Specjalny teren i ogrodzenia
Tysiące migrantów z Bliskiego Wschodu, głównie z Iraku, Kurdystanu, Syrii, Libanu i Afganistanu próbowało w zeszłym roku przekroczyć granicę Polski do UE. Część z nich poradziła sobie i kontynuowała swoją podróż.
Polsce i Zachodowi zarzucano promowanie i organizowanie białoruskich rządów oraz wspomaganie napływu imigrantów poprzez obiecywanie łatwego dostępu do UE.
Rząd prezydenta Białorusi Aleksandra Łukaszenki zaprzeczył zarzutom i potępił Polskę za nieludzkie traktowanie migrantów.
W szczytowym momencie kryzysu Polacy stworzyli specjalną strefę przygraniczną zamkniętą dla organizacji pozarządowych i prasy, wznieśli barykady i wysłali tysiące żołnierzy.
Siłom bezpieczeństwa nakazano ewakuację migrantów na Białoruś.
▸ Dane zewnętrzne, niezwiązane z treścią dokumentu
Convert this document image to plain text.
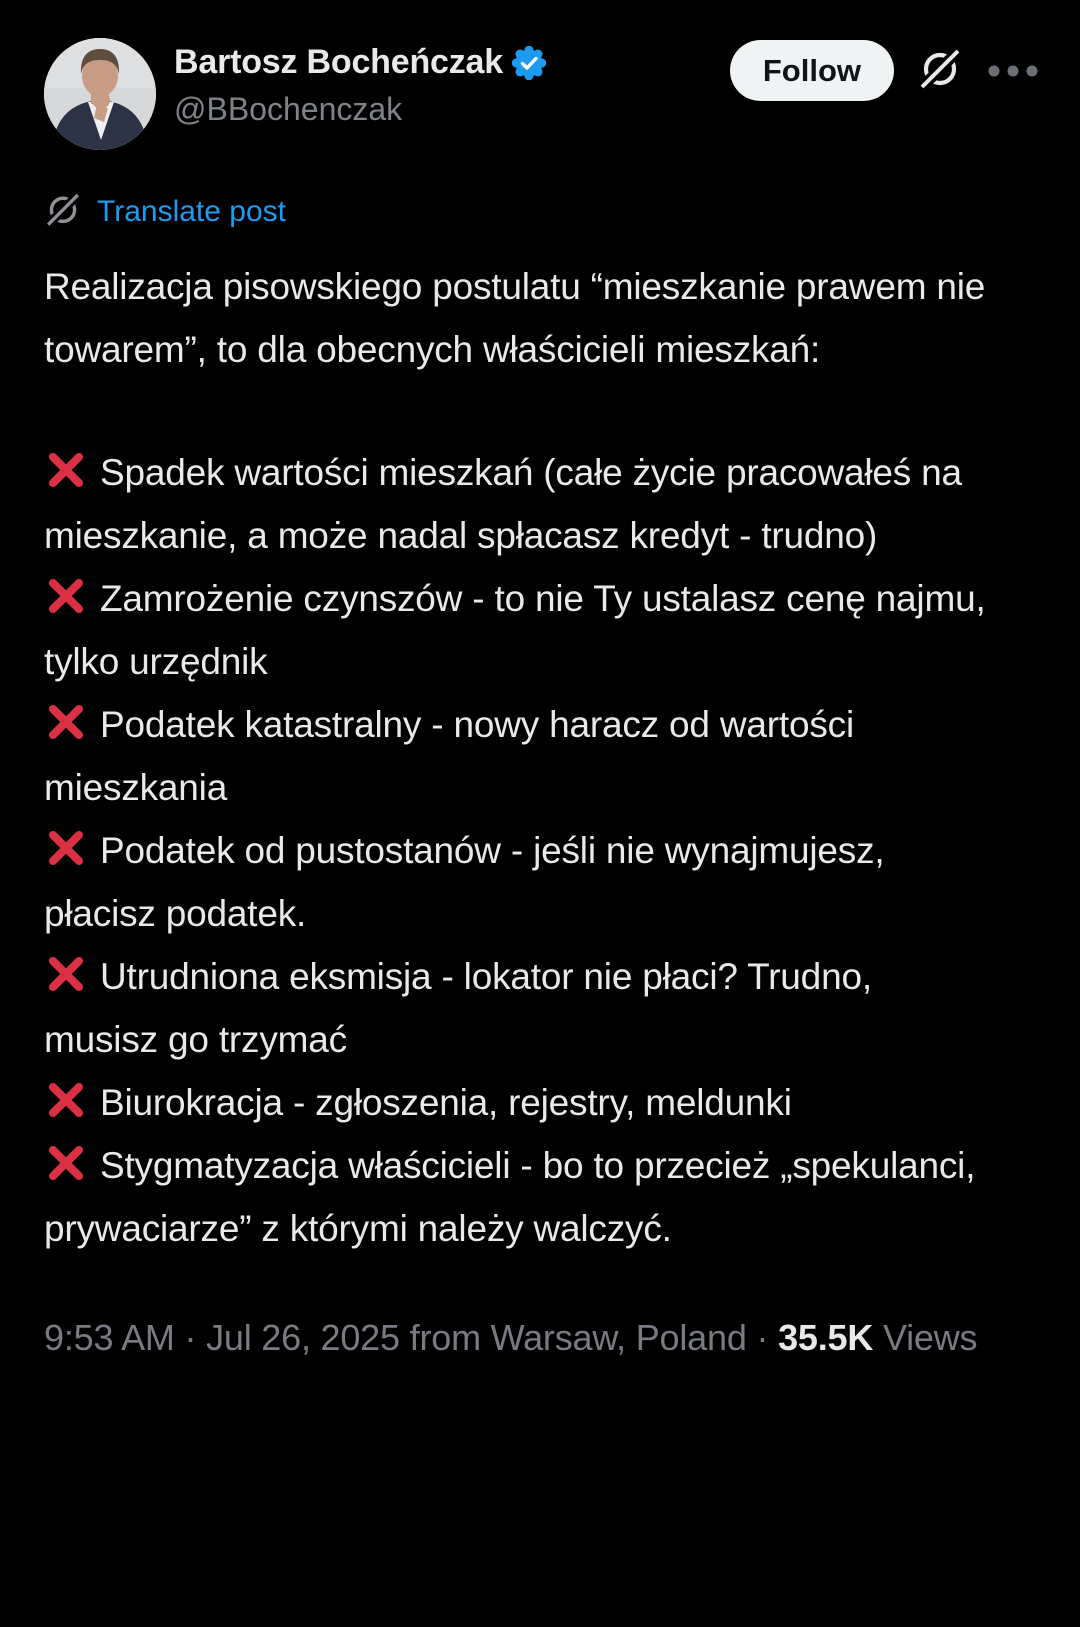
Bartosz Bocheńczak
@BBochenczak
Follow
Translate post

Realizacja pisowskiego postulatu “mieszkanie prawem nie towarem”, to dla obecnych właścicieli mieszkań:

Spadek wartości mieszkań (całe życie pracowałeś na mieszkanie, a może nadal spłacasz kredyt - trudno)
Zamrożenie czynszów - to nie Ty ustalasz cenę najmu, tylko urzędnik
Podatek katastralny - nowy haracz od wartości mieszkania
Podatek od pustostanów - jeśli nie wynajmujesz, płacisz podatek.
Utrudniona eksmisja - lokator nie płaci? Trudno, musisz go trzymać
Biurokracja - zgłoszenia, rejestry, meldunki
Stygmatyzacja właścicieli - bo to przecież „spekulanci, prywaciarze” z którymi należy walczyć.
9:53 AM · Jul 26, 2025 from Warsaw, Poland · 35.5K Views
Akcja, która spowodowała śmierć z głodu i śmierci kilkunastu obywateli migrujących w polskich dżunglach, wywołała gorącą debatę wśród zwolenników obrony granicy państwowej w Polsce, jednego z ograniczeń Unii Europejskiej i praw człowieka. Obrońcy. Twierdzą, że imigranci mają możliwość ubiegania się o azyl i nie powinni być eksmitowani podczas rozpatrywania wniosku.
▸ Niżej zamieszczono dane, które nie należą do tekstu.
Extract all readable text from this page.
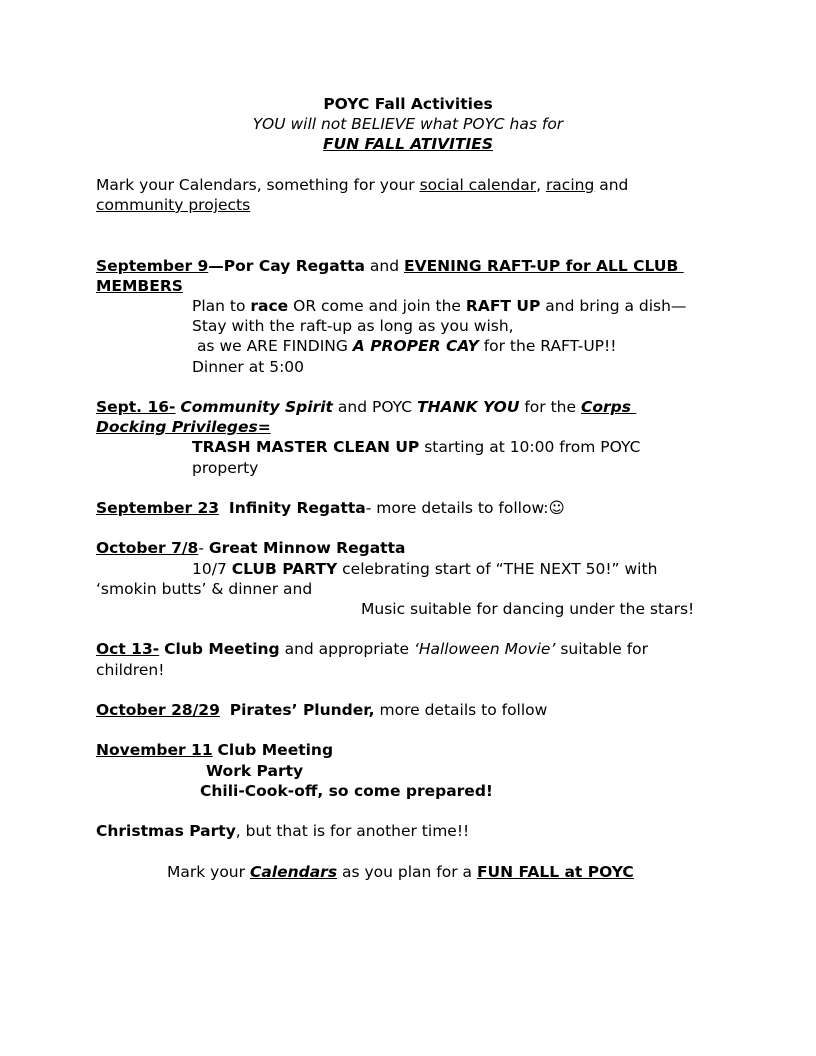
POYC Fall Activities
YOU will not BELIEVE what POYC has for
FUN FALL ATIVITIES
Mark your Calendars, something for your social calendar, racing and
community projects
September 9—Por Cay Regatta and EVENING RAFT-UP for ALL CLUB
MEMBERS
Plan to race OR come and join the RAFT UP and bring a dish—
Stay with the raft-up as long as you wish,
as we ARE FINDING A PROPER CAY for the RAFT-UP!!
Dinner at 5:00
Sept. 16- Community Spirit and POYC THANK YOU for the Corps
Docking Privileges=
TRASH MASTER CLEAN UP starting at 10:00 from POYC
property
September 23 Infinity Regatta- more details to follow:☺
October 7/8- Great Minnow Regatta
10/7 CLUB PARTY celebrating start of “THE NEXT 50!” with
‘smokin butts’ & dinner and
Music suitable for dancing under the stars!
Oct 13- Club Meeting and appropriate ‘Halloween Movie’ suitable for
children!
October 28/29 Pirates’ Plunder, more details to follow
November 11 Club Meeting
Work Party
Chili-Cook-off, so come prepared!
Christmas Party, but that is for another time!!
Mark your Calendars as you plan for a FUN FALL at POYC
Straż Graniczna poinformowała we wtorek, że w ciągu ostatnich 24 godzin zarejestrowała 17 nielegalnych wjazdów.
Grupa 14 osób – 11 Irańczyków, dwóch Libańczyków i jedna Syryjczyk – „przebiła się przez ogrodzenie z drutu kolczastego i wjechała do Polski” – napisali na Twitterze. Inna grupa, w tym trzy z Ghany, została zatrzymana w innym miejscu wzdłuż granicy.
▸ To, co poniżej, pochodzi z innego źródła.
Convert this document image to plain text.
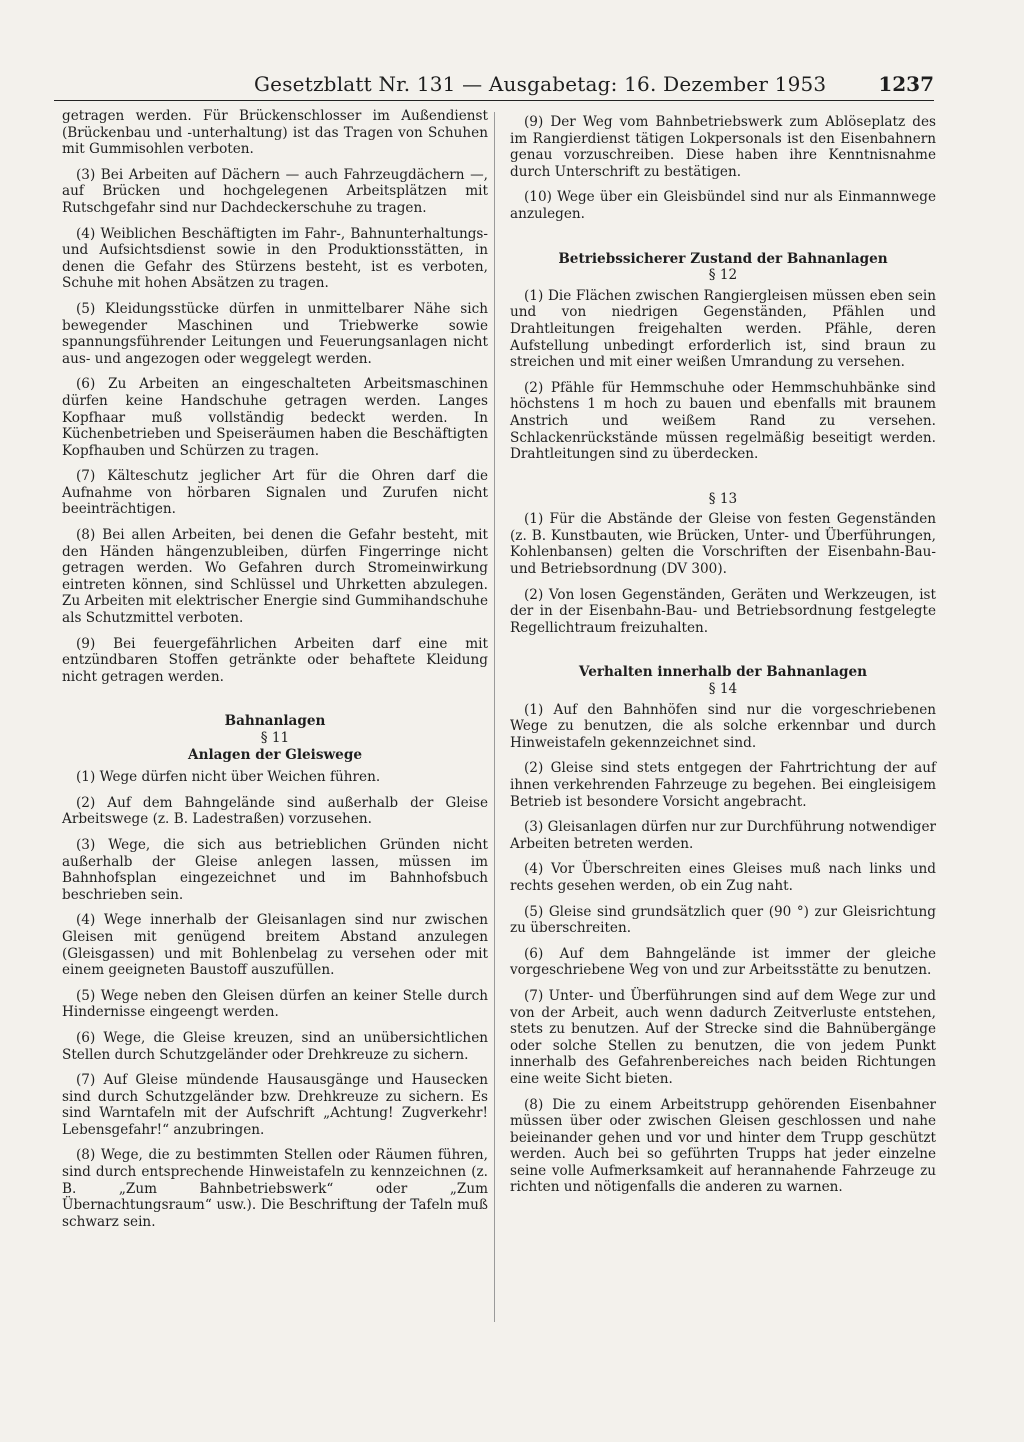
Gesetzblatt Nr. 131 — Ausgabetag: 16. Dezember 1953	1237

getragen werden. Für Brückenschlosser im Außendienst (Brückenbau und -unterhaltung) ist das Tragen von Schuhen mit Gummisohlen verboten.

(3) Bei Arbeiten auf Dächern — auch Fahrzeugdächern —, auf Brücken und hochgelegenen Arbeitsplätzen mit Rutschgefahr sind nur Dachdeckerschuhe zu tragen.

(4) Weiblichen Beschäftigten im Fahr-, Bahnunterhaltungs- und Aufsichtsdienst sowie in den Produktionsstätten, in denen die Gefahr des Stürzens besteht, ist es verboten, Schuhe mit hohen Absätzen zu tragen.

(5) Kleidungsstücke dürfen in unmittelbarer Nähe sich bewegender Maschinen und Triebwerke sowie spannungsführender Leitungen und Feuerungsanlagen nicht aus- und angezogen oder weggelegt werden.

(6) Zu Arbeiten an eingeschalteten Arbeitsmaschinen dürfen keine Handschuhe getragen werden. Langes Kopfhaar muß vollständig bedeckt werden. In Küchenbetrieben und Speiseräumen haben die Beschäftigten Kopfhauben und Schürzen zu tragen.

(7) Kälteschutz jeglicher Art für die Ohren darf die Aufnahme von hörbaren Signalen und Zurufen nicht beeinträchtigen.

(8) Bei allen Arbeiten, bei denen die Gefahr besteht, mit den Händen hängenzubleiben, dürfen Fingerringe nicht getragen werden. Wo Gefahren durch Stromeinwirkung eintreten können, sind Schlüssel und Uhrketten abzulegen. Zu Arbeiten mit elektrischer Energie sind Gummihandschuhe als Schutzmittel verboten.

(9) Bei feuergefährlichen Arbeiten darf eine mit entzündbaren Stoffen getränkte oder behaftete Kleidung nicht getragen werden.

Bahnanlagen

§ 11

Anlagen der Gleiswege

(1) Wege dürfen nicht über Weichen führen.

(2) Auf dem Bahngelände sind außerhalb der Gleise Arbeitswege (z. B. Ladestraßen) vorzusehen.

(3) Wege, die sich aus betrieblichen Gründen nicht außerhalb der Gleise anlegen lassen, müssen im Bahnhofsplan eingezeichnet und im Bahnhofsbuch beschrieben sein.

(4) Wege innerhalb der Gleisanlagen sind nur zwischen Gleisen mit genügend breitem Abstand anzulegen (Gleisgassen) und mit Bohlenbelag zu versehen oder mit einem geeigneten Baustoff auszufüllen.

(5) Wege neben den Gleisen dürfen an keiner Stelle durch Hindernisse eingeengt werden.

(6) Wege, die Gleise kreuzen, sind an unübersichtlichen Stellen durch Schutzgeländer oder Drehkreuze zu sichern.

(7) Auf Gleise mündende Hausausgänge und Hausecken sind durch Schutzgeländer bzw. Drehkreuze zu sichern. Es sind Warntafeln mit der Aufschrift „Achtung! Zugverkehr! Lebensgefahr!“ anzubringen.

(8) Wege, die zu bestimmten Stellen oder Räumen führen, sind durch entsprechende Hinweistafeln zu kennzeichnen (z. B. „Zum Bahnbetriebswerk“ oder „Zum Übernachtungsraum“ usw.). Die Beschriftung der Tafeln muß schwarz sein.

(9) Der Weg vom Bahnbetriebswerk zum Ablöseplatz des im Rangierdienst tätigen Lokpersonals ist den Eisenbahnern genau vorzuschreiben. Diese haben ihre Kenntnisnahme durch Unterschrift zu bestätigen.

(10) Wege über ein Gleisbündel sind nur als Einmannwege anzulegen.

Betriebssicherer Zustand der Bahnanlagen

§ 12

(1) Die Flächen zwischen Rangiergleisen müssen eben sein und von niedrigen Gegenständen, Pfählen und Drahtleitungen freigehalten werden. Pfähle, deren Aufstellung unbedingt erforderlich ist, sind braun zu streichen und mit einer weißen Umrandung zu versehen.

(2) Pfähle für Hemmschuhe oder Hemmschuhbänke sind höchstens 1 m hoch zu bauen und ebenfalls mit braunem Anstrich und weißem Rand zu versehen. Schlackenrückstände müssen regelmäßig beseitigt werden. Drahtleitungen sind zu überdecken.

§ 13

(1) Für die Abstände der Gleise von festen Gegenständen (z. B. Kunstbauten, wie Brücken, Unter- und Überführungen, Kohlenbansen) gelten die Vorschriften der Eisenbahn-Bau- und Betriebsordnung (DV 300).

(2) Von losen Gegenständen, Geräten und Werkzeugen, ist der in der Eisenbahn-Bau- und Betriebsordnung festgelegte Regellichtraum freizuhalten.

Verhalten innerhalb der Bahnanlagen

§ 14

(1) Auf den Bahnhöfen sind nur die vorgeschriebenen Wege zu benutzen, die als solche erkennbar und durch Hinweistafeln gekennzeichnet sind.

(2) Gleise sind stets entgegen der Fahrtrichtung der auf ihnen verkehrenden Fahrzeuge zu begehen. Bei eingleisigem Betrieb ist besondere Vorsicht angebracht.

(3) Gleisanlagen dürfen nur zur Durchführung notwendiger Arbeiten betreten werden.

(4) Vor Überschreiten eines Gleises muß nach links und rechts gesehen werden, ob ein Zug naht.

(5) Gleise sind grundsätzlich quer (90 °) zur Gleisrichtung zu überschreiten.

(6) Auf dem Bahngelände ist immer der gleiche vorgeschriebene Weg von und zur Arbeitsstätte zu benutzen.

(7) Unter- und Überführungen sind auf dem Wege zur und von der Arbeit, auch wenn dadurch Zeitverluste entstehen, stets zu benutzen. Auf der Strecke sind die Bahnübergänge oder solche Stellen zu benutzen, die von jedem Punkt innerhalb des Gefahrenbereiches nach beiden Richtungen eine weite Sicht bieten.

(8) Die zu einem Arbeitstrupp gehörenden Eisenbahner müssen über oder zwischen Gleisen geschlossen und nahe beieinander gehen und vor und hinter dem Trupp geschützt werden. Auch bei so geführten Trupps hat jeder einzelne seine volle Aufmerksamkeit auf herannahende Fahrzeuge zu richten und nötigenfalls die anderen zu warnen.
„Praktyk popkultury. Wielokrotnie nagradzany miłośnik telewizji. Twórca. Oddany geek kulinarny. Miłośnik Twittera. Miłośnik piwa”.
More Stories
Królowa Sofia po wstąpieniu na tron wraca do pracy z wyjazdem do Polski
„Warriors” rywalizują z Francją, Portugalią i Polską na Mistrzostwach Europy 2024
W pierwszym meczu Mistrzostw Europy „Guerreras” zmierzą się z Francją, Polską i Portugalią.